One common measure of aggressive accounting is the amount of a company’s discretionary accruals, non-cash accounting items that typically involve some guesswork and are widely associated with earnings manipulation. In researching 9,000 ratification elections over a three-and-a-half-year period, Cunningham identified 512 companies that were in the top tenth of their industry in reporting the most discretionary accruals in a given year. But in only 22 cases, or just 4 percent, did ISS or Glass Lewis recommend opposing retention of the auditor.

Glass Lewis did not immediately respond to a request for comment from Accounting Today. ISS declined to comment.

The study also questioned the proxy advisors’ response to formal restatements, in which companies acknowledge misstating their finances in prior reports. A total of 112 companies in Cunningham’s sample had issued financial restatements for years in which the current auditor was answerable, but in only 13 of those 112 cases, or about 12 percent, did either proxy advisor recommend against retaining those audit firms.

Cunningham acknowledged that part of the reason for such a low percentage could be that her sample did not include companies that had changed auditors within the past year. Among the companies that changed their auditing firms, 5.4 percent had issued formal restatements, compared to only 1.2 percent of firms in the sample.

“It may be that auditors responsible for some of the most egregious misstatements were dismissed before the ratification vote,” she wrote. “Still, the fact that proxy advisors recommended rejection of only 12 percent of auditors who were present during the restated period warrants concern.”

Cunningham believes the problematic proxy advice may be largely due to the lack of detail that audit committees provide about their interactions with auditors. That leads proxy advisors’ shareholder clients to be less attentive to audit quality than they otherwise might be.
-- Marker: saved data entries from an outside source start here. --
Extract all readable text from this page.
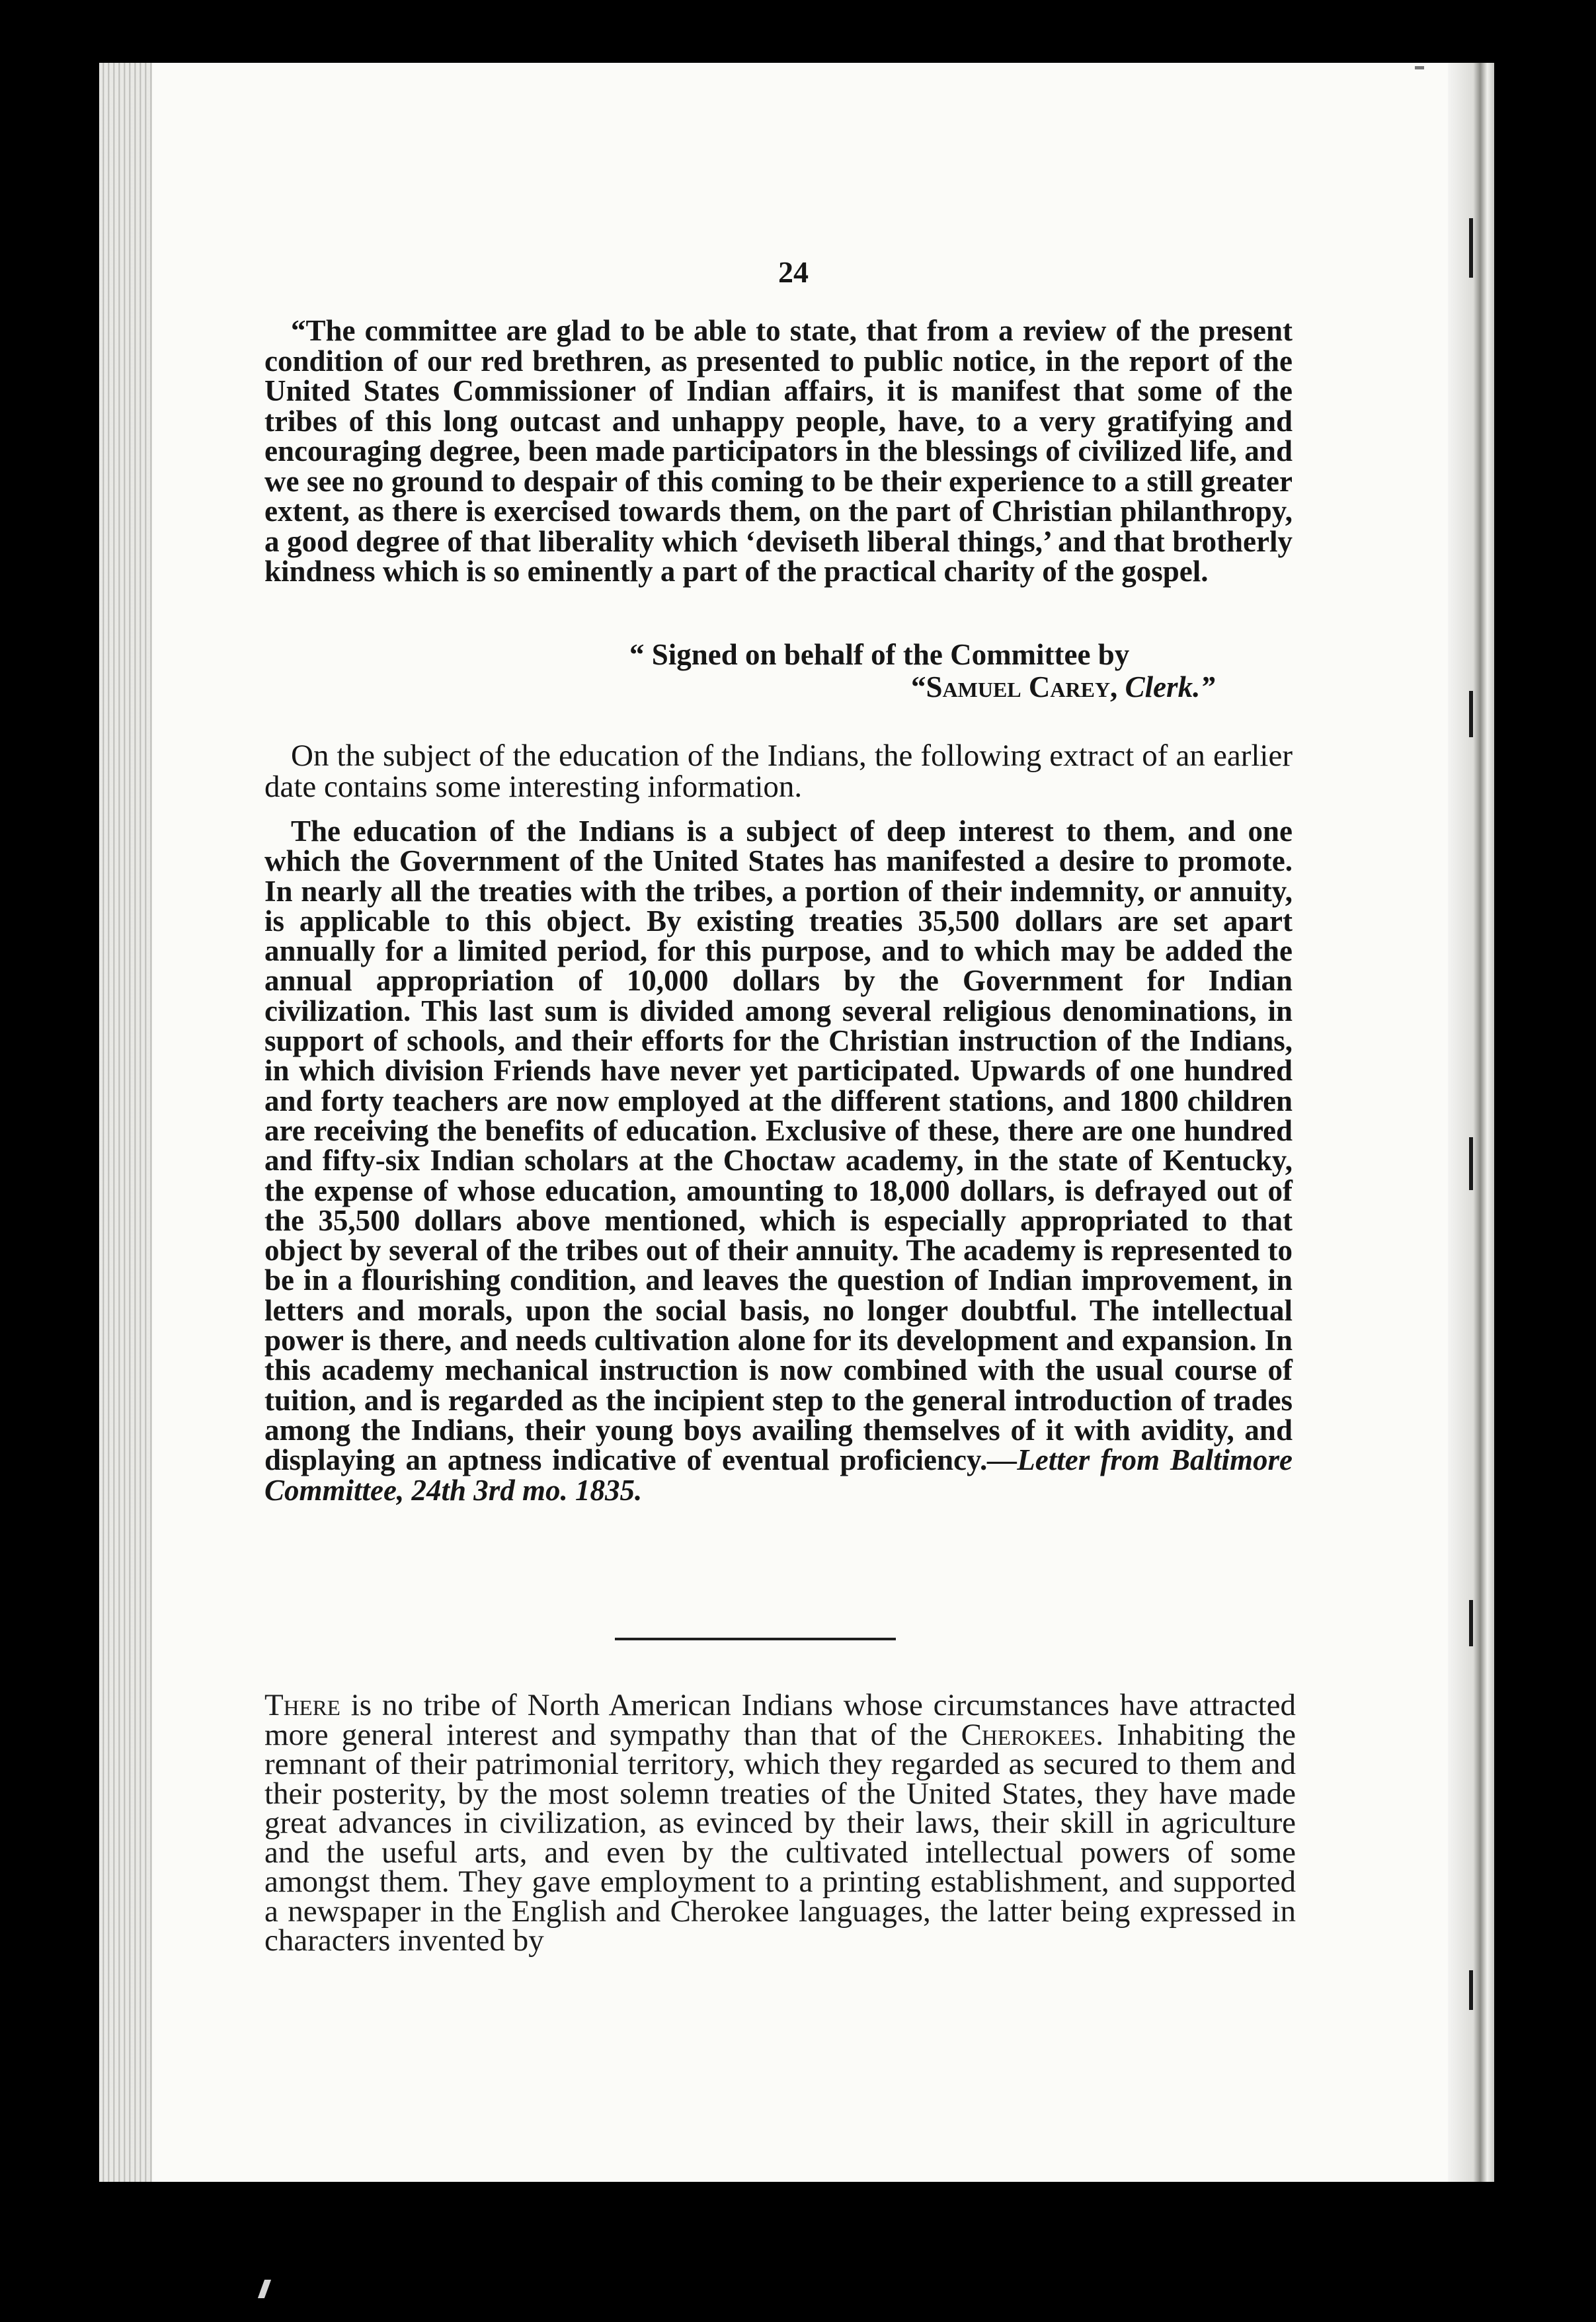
24

“The committee are glad to be able to state, that from a review of the present condition of our red brethren, as presented to public notice, in the report of the United States Commissioner of Indian affairs, it is manifest that some of the tribes of this long outcast and unhappy people, have, to a very gratifying and encouraging degree, been made participators in the blessings of civilized life, and we see no ground to despair of this coming to be their experience to a still greater extent, as there is exercised towards them, on the part of Christian philanthropy, a good degree of that liberality which ‘deviseth liberal things,’ and that brotherly kindness which is so eminently a part of the practical charity of the gospel.

“ Signed on behalf of the Committee by
“Samuel Carey, Clerk.”

On the subject of the education of the Indians, the following extract of an earlier date contains some interesting information.

The education of the Indians is a subject of deep interest to them, and one which the Government of the United States has manifested a desire to promote. In nearly all the treaties with the tribes, a portion of their indemnity, or annuity, is applicable to this object. By existing treaties 35,500 dollars are set apart annually for a limited period, for this purpose, and to which may be added the annual appropriation of 10,000 dollars by the Government for Indian civilization. This last sum is divided among several religious denominations, in support of schools, and their efforts for the Christian instruction of the Indians, in which division Friends have never yet participated. Upwards of one hundred and forty teachers are now employed at the different stations, and 1800 children are receiving the benefits of education. Exclusive of these, there are one hundred and fifty-six Indian scholars at the Choctaw academy, in the state of Kentucky, the expense of whose education, amounting to 18,000 dollars, is defrayed out of the 35,500 dollars above mentioned, which is especially appropriated to that object by several of the tribes out of their annuity. The academy is represented to be in a flourishing condition, and leaves the question of Indian improvement, in letters and morals, upon the social basis, no longer doubtful. The intellectual power is there, and needs cultivation alone for its development and expansion. In this academy mechanical instruction is now combined with the usual course of tuition, and is regarded as the incipient step to the general introduction of trades among the Indians, their young boys availing themselves of it with avidity, and displaying an aptness indicative of eventual proficiency.—Letter from Baltimore Committee, 24th 3rd mo. 1835.

There is no tribe of North American Indians whose circumstances have attracted more general interest and sympathy than that of the Cherokees. Inhabiting the remnant of their patrimonial territory, which they regarded as secured to them and their posterity, by the most solemn treaties of the United States, they have made great advances in civilization, as evinced by their laws, their skill in agriculture and the useful arts, and even by the cultivated intellectual powers of some amongst them. They gave employment to a printing establishment, and supported a newspaper in the English and Cherokee languages, the latter being expressed in characters invented by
“Proxy advisors’ guidelines are based on feedback from shareholders,” she wrote. “If shareholders do not place a lot of emphasis on audit-quality proxies listed in the proxy-advisor guidelines, proxy advisors will be less likely to issue an Against recommendation for poor audit quality absent obvious signals of audit failure.”

Cunningham believes it is important for shareholders to receive better information about how audit committees are working with auditing firms. “If ratification votes are to be meaningful, there needs to be an informed shareholder electorate,” she wrote. “To that end, corporate audit committees should be more forthcoming and explicit about their auditor interactions than they have traditionally been.”